- Developer: Gamma Software
- Publisher: Gamma Software
- Platform: Atari 8-bit
- Release: 1981
- Genre: Sports

= Hockey (1981 video game) =

1981 video game

Hockey is an ice hockey video game published by Gamma Software for Atari 8-bit computers in 1981. Gamma released the Atari 8-bit game Soccer the following year.

==Gameplay==
Hockey is a sports game in which 2-4 players compete in an arcade-style game.

==Reception==
Bill Willett, writing for his "Atari Arcade" column in the June 1982 issue of Computer Gaming World, called Hockey "a delight to play". Later that year, also in CGW, Allen Doum stated:
The graphics are of the kind that leave George Plimpton flat. For those who like the arcade style sports games, these games fall short of what the computer is capable of. However, as two-player sports games, they can be exciting.

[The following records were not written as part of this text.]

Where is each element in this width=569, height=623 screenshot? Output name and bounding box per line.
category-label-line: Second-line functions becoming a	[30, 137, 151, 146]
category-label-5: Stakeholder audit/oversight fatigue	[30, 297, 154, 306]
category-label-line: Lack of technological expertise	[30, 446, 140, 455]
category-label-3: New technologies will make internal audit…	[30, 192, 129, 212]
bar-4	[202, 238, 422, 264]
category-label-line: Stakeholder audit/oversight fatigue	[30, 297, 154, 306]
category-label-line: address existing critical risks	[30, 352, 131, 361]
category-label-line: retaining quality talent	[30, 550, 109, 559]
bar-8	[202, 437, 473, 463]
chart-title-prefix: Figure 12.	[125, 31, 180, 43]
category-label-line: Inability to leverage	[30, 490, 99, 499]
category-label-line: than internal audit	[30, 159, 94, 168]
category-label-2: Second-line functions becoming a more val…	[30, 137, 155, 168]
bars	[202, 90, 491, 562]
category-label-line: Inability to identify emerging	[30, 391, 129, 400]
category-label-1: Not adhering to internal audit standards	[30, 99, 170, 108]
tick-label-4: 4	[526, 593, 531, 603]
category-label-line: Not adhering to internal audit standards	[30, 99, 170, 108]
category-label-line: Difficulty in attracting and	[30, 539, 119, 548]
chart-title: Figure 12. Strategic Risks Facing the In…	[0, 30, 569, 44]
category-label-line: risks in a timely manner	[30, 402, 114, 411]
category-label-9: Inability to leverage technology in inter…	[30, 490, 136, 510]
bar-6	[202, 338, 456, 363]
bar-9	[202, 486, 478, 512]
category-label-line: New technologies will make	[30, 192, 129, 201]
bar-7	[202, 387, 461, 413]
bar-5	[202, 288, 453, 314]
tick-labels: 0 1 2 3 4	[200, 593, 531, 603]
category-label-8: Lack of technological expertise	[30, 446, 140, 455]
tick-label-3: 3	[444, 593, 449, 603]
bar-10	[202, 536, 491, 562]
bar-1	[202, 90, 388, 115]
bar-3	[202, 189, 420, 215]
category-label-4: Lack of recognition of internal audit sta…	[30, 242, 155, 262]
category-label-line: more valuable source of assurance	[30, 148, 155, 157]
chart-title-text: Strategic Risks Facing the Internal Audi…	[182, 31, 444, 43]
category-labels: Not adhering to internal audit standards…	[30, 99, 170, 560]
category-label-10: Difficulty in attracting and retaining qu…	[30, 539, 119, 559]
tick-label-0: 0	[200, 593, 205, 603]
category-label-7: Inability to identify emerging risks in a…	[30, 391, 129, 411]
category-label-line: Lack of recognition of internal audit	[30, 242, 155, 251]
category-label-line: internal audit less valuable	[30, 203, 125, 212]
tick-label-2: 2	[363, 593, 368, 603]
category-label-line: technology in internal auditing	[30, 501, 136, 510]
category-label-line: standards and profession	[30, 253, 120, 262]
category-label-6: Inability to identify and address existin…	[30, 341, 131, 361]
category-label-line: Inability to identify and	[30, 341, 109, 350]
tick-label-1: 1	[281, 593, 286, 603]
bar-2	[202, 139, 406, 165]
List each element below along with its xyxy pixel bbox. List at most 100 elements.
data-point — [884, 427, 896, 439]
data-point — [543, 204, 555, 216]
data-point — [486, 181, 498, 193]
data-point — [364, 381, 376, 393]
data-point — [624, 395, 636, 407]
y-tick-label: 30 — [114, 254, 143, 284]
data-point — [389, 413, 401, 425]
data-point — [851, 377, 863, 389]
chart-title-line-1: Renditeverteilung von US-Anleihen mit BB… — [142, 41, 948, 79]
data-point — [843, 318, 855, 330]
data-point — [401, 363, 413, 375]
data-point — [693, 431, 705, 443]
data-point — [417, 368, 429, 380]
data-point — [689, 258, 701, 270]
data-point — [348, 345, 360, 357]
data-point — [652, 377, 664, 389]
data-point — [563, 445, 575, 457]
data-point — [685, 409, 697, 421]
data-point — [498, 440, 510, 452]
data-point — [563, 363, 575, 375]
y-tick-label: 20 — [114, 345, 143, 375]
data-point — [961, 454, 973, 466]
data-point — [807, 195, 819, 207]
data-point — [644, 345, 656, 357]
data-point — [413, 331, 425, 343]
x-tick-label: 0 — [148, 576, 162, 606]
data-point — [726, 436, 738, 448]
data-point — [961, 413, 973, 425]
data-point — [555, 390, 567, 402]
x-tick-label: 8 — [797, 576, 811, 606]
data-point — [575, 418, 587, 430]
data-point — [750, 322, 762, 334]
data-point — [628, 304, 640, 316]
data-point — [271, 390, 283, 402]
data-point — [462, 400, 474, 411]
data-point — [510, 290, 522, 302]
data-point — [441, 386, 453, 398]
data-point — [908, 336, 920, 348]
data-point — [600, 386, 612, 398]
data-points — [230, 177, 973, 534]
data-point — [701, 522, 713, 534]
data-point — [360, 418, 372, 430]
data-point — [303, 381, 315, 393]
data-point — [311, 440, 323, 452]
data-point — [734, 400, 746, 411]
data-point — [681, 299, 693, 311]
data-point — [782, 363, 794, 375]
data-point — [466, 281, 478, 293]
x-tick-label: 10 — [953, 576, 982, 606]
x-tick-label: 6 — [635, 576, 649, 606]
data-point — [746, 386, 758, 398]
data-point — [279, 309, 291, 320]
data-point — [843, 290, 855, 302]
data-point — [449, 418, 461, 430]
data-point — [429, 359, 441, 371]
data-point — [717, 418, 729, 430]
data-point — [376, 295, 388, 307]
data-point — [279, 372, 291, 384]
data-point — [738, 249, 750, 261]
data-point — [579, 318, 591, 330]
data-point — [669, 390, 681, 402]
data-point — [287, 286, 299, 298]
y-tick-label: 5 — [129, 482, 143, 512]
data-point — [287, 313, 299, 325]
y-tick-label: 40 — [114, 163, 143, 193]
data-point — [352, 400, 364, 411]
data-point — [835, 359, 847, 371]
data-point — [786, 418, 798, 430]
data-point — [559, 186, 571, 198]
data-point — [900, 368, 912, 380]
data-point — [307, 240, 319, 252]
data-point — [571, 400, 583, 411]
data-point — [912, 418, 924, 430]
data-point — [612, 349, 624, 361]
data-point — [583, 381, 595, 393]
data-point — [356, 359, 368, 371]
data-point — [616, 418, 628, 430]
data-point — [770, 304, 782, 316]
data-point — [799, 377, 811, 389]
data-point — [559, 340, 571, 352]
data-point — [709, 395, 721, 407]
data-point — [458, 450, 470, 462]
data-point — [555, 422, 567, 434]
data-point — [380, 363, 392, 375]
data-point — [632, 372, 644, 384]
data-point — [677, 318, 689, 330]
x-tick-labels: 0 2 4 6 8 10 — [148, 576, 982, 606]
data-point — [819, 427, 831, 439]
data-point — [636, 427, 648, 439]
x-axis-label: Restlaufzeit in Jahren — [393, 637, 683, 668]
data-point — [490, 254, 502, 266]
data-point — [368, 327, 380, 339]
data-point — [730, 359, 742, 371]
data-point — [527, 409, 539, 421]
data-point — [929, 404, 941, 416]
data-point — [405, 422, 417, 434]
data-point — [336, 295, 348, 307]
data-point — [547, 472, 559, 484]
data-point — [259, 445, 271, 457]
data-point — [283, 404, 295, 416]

The reviewers in the 1983 book The Creative Atari called the game, "almost fast, never furious, and generally fun". The primary complaint was the slow movement speed of the players.

In Electronic Games, Bill Kunkel wrote:
In any case, Gamma's version misses the level of realism attained in Activision's programmable version for the VCS, by quite a bit. The players are drawn much too large for the cramped, on-screen rink. Due to the lack of space, the sport's primary characteristic, speed, is obliterated.

He also disliked the minimal feedback when a goal is scored.